Un día, aun corriendo el riesgo de que Pachín no la hiciera
caso, se decidió a llamarle con el pretexto de comprarle la pareja de bueyes
que poseía. Pachín acudió tranquilo y sonriente como en otros tiempos, pero con
una expresión de malicia en el rostro que molestó mucho a Magdalena desde el
primer momento.
–Te llamo, dijo Magdalena de repente en cuanto estuvieron
solos, para saber si me has olvidado por completo.
–Tonta serás si crees en olvido, contestó Pachín con su
pintoresca construcción del castellano.
–De modo que aún conservas afecto a tu Magdalena.
–Afecto, no sé qué llamas; bonita es bella García.
–No me llames así; para ti no puedo ser más que Magdalena.
–Magdalena nunca serás ya, pero guapa estás ahora.
La bailarina hallaba en las palabras de Pachín un tono que
la hacía daño. Apenas si entendía su enrevesada sintaxis, pero en el gesto
adivinaba que su antiguo novio no la hablaba como en otro tiempo. Para penetrar
más a fondo en aquel corazón, se decidió a exponer sin más rodeos todo su
pensamiento.
–Pachín, le dijo, yo no te he olvidado nunca; al volver a
este pueblo he sentido renacer todo mi cariño, y si quieres podemos ser muy
felices, porque yo tengo mucho dinero y
nunca tendrás necesidad de trabajar; pero yo, añadió con toda la
coquetería posible, ya no te gusto.
–Que más que nunca me gustas, te digo, respondió Pachín; más
guapa vienes que fuiste.
–De modo, dijo ella poco menos que temblando, que podemos
reanudar nuestras relaciones.
–Relasiones deseo yo más que tú, contestó Pachín poniéndose
rojo como una cereza.
–Entonces, preguntó Magdalena, antes de un mes podemos
casarnos.
–¡Casarme quieres tú! exclamó Pachín soltando una
estruendosa carcajada. La vergüenza grande sería para mí.
–¡Entonces cómo me quieres! gritó furiosa Magdalena; y sin
darle tiempo a replicar le lanzó los más groseros insultos, sin olvidar el de
pobretón, que era para ella el más ofensivo. Cuando se hubo cansado de
injuriarle, y como quien ha llegado a hacer un descubrimiento grande, dijo:
–Acabo de abrir los ojos; todos los hombres sois iguales:
unos canallas para la mujer; lo mismo eres tú que los príncipes rusos que yo
acabo de tratar.
Pachín, repuesto de la sorpresa que le produjo la salida de
tono del Magdalena, se contentó con decir:
–Para bella García, canallas serán príncipes y Pachines.
Para Magdalena, caballeros se portarían desde emperador de Rusia hasta
pregonero de Errázula.
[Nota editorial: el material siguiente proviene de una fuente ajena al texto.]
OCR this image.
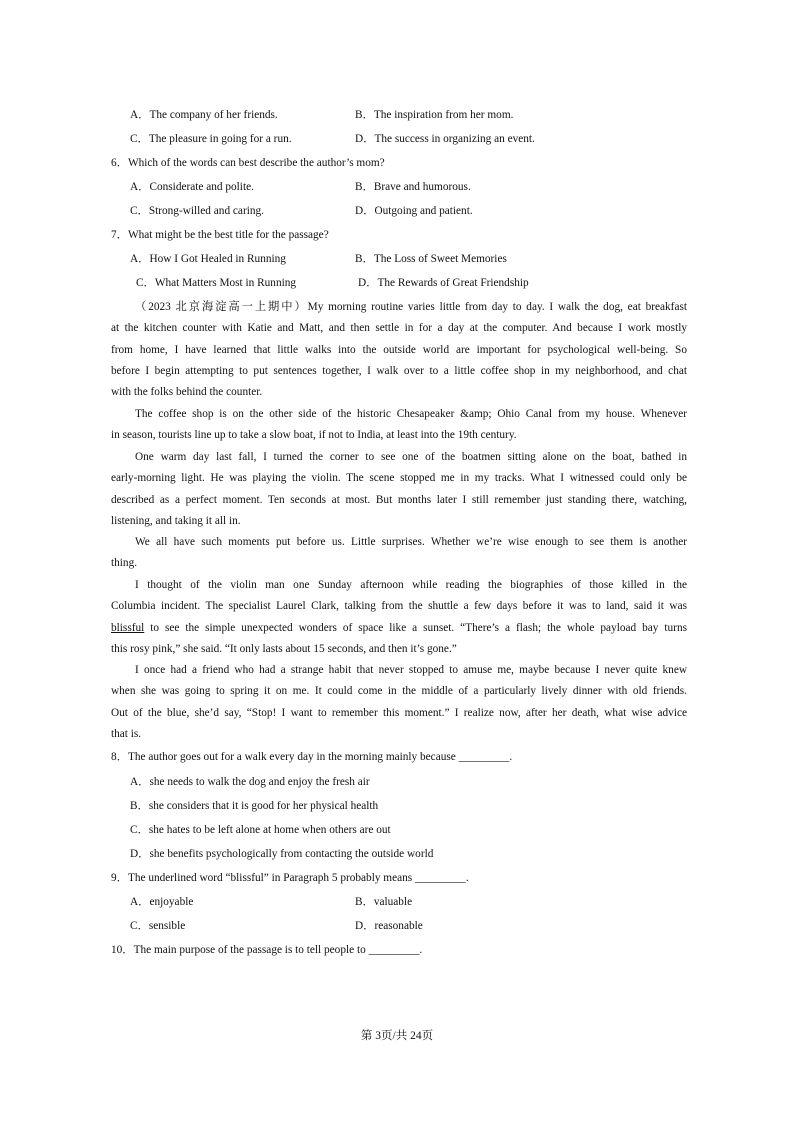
A．The company of her friends.	B．The inspiration from her mom.
C．The pleasure in going for a run.	D．The success in organizing an event.
6．Which of the words can best describe the author’s mom?
A．Considerate and polite.	B．Brave and humorous.
C．Strong-willed and caring.	D．Outgoing and patient.
7．What might be the best title for the passage?
A．How I Got Healed in Running	B．The Loss of Sweet Memories
C．What Matters Most in Running	D．The Rewards of Great Friendship
（2023 北京海淀高一上期中）My morning routine varies little from day to day. I walk the dog, eat breakfast
at the kitchen counter with Katie and Matt, and then settle in for a day at the computer. And because I work mostly
from home, I have learned that little walks into the outside world are important for psychological well-being. So
before I begin attempting to put sentences together, I walk over to a little coffee shop in my neighborhood, and chat
with the folks behind the counter.
The coffee shop is on the other side of the historic Chesapeaker &amp; Ohio Canal from my house. Whenever
in season, tourists line up to take a slow boat, if not to India, at least into the 19th century.
One warm day last fall, I turned the corner to see one of the boatmen sitting alone on the boat, bathed in
early-morning light. He was playing the violin. The scene stopped me in my tracks. What I witnessed could only be
described as a perfect moment. Ten seconds at most. But months later I still remember just standing there, watching,
listening, and taking it all in.
We all have such moments put before us. Little surprises. Whether we’re wise enough to see them is another
thing.
I thought of the violin man one Sunday afternoon while reading the biographies of those killed in the
Columbia incident. The specialist Laurel Clark, talking from the shuttle a few days before it was to land, said it was
blissful to see the simple unexpected wonders of space like a sunset. “There’s a flash; the whole payload bay turns
this rosy pink,” she said. “It only lasts about 15 seconds, and then it’s gone.”
I once had a friend who had a strange habit that never stopped to amuse me, maybe because I never quite knew
when she was going to spring it on me. It could come in the middle of a particularly lively dinner with old friends.
Out of the blue, she’d say, “Stop! I want to remember this moment.” I realize now, after her death, what wise advice
that is.
8．The author goes out for a walk every day in the morning mainly because _________.
A．she needs to walk the dog and enjoy the fresh air
B．she considers that it is good for her physical health
C．she hates to be left alone at home when others are out
D．she benefits psychologically from contacting the outside world
9．The underlined word “blissful” in Paragraph 5 probably means _________.
A．enjoyable	B．valuable
C．sensible	D．reasonable
10．The main purpose of the passage is to tell people to _________.
第 3页/共 24页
La culpa tuya es, pues.
Y sin añadir una palabra más, salió tranquilo de casa de
Magdalena silbando un zortzico popular.
La bella García no tuvo valor para contestar.
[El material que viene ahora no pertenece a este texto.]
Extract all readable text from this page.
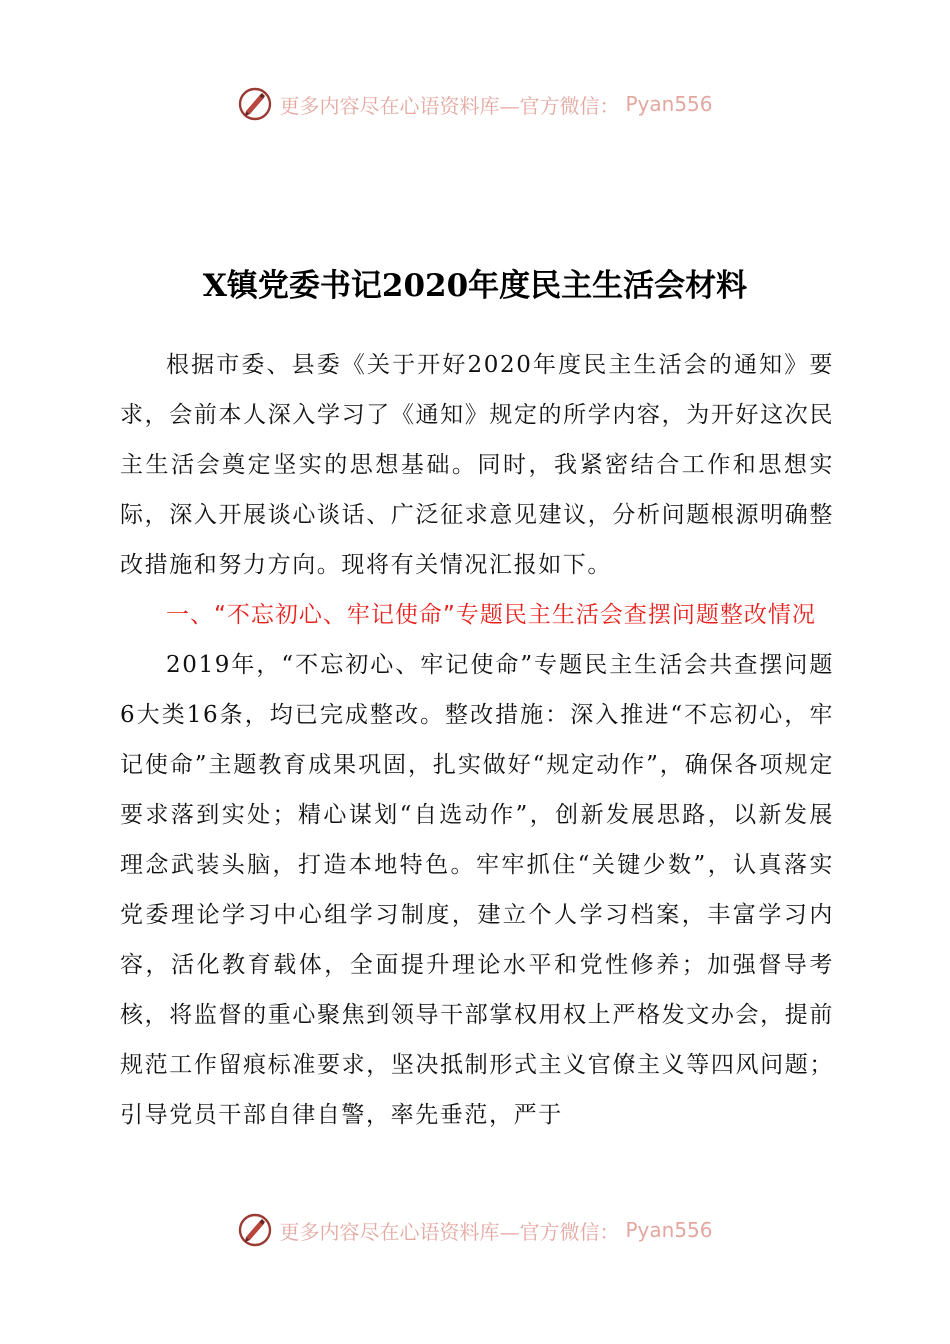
更多内容尽在心语资料库—官方微信： Pyan556
X镇党委书记2020年度民主生活会材料

根据市委、县委《关于开好2020年度民主生活会的通知》要求，会前本人深入学习了《通知》规定的所学内容，为开好这次民主生活会奠定坚实的思想基础。同时，我紧密结合工作和思想实际，深入开展谈心谈话、广泛征求意见建议，分析问题根源明确整改措施和努力方向。现将有关情况汇报如下。

一、“不忘初心、牢记使命”专题民主生活会查摆问题整改情况

2019年，“不忘初心、牢记使命”专题民主生活会共查摆问题6大类16条，均已完成整改。整改措施：深入推进“不忘初心，牢记使命”主题教育成果巩固，扎实做好“规定动作”，确保各项规定要求落到实处；精心谋划“自选动作”，创新发展思路，以新发展理念武装头脑，打造本地特色。牢牢抓住“关键少数”，认真落实党委理论学习中心组学习制度，建立个人学习档案，丰富学习内容，活化教育载体，全面提升理论水平和党性修养；加强督导考核，将监督的重心聚焦到领导干部掌权用权上严格发文办会，提前规范工作留痕标准要求，坚决抵制形式主义官僚主义等四风问题；引导党员干部自律自警，率先垂范，严于

更多内容尽在心语资料库—官方微信： Pyan556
Al día siguiente salía del pueblo con la tía Maureta,
desistiendo para siempre de sus proyectos de vida tranquila y honrada en el
pueblo donde vio la luz primera.
En el momento de perder de vista para siempre la torre de
Errázula, la tía Maureta se puso en pie en el carruaje, y volviéndose hacia la
aldea exclamó:
–Los demonios te lleven, Pachín, que hija que vale millones
desprecias.
Magdalena obligó a sentarse a su madre.
–Cállese usted, la dijo. Pachín tiene razón. Y comenzó a
llorar amargamente.
Las alegres campanillas de los caballos y el rodar del
vehículo ahogaron los sollozos de Magdalena, al tiempo que una nube de polvo
ocultaba para siempre a las viajeras la cruz de la torre de Errázula.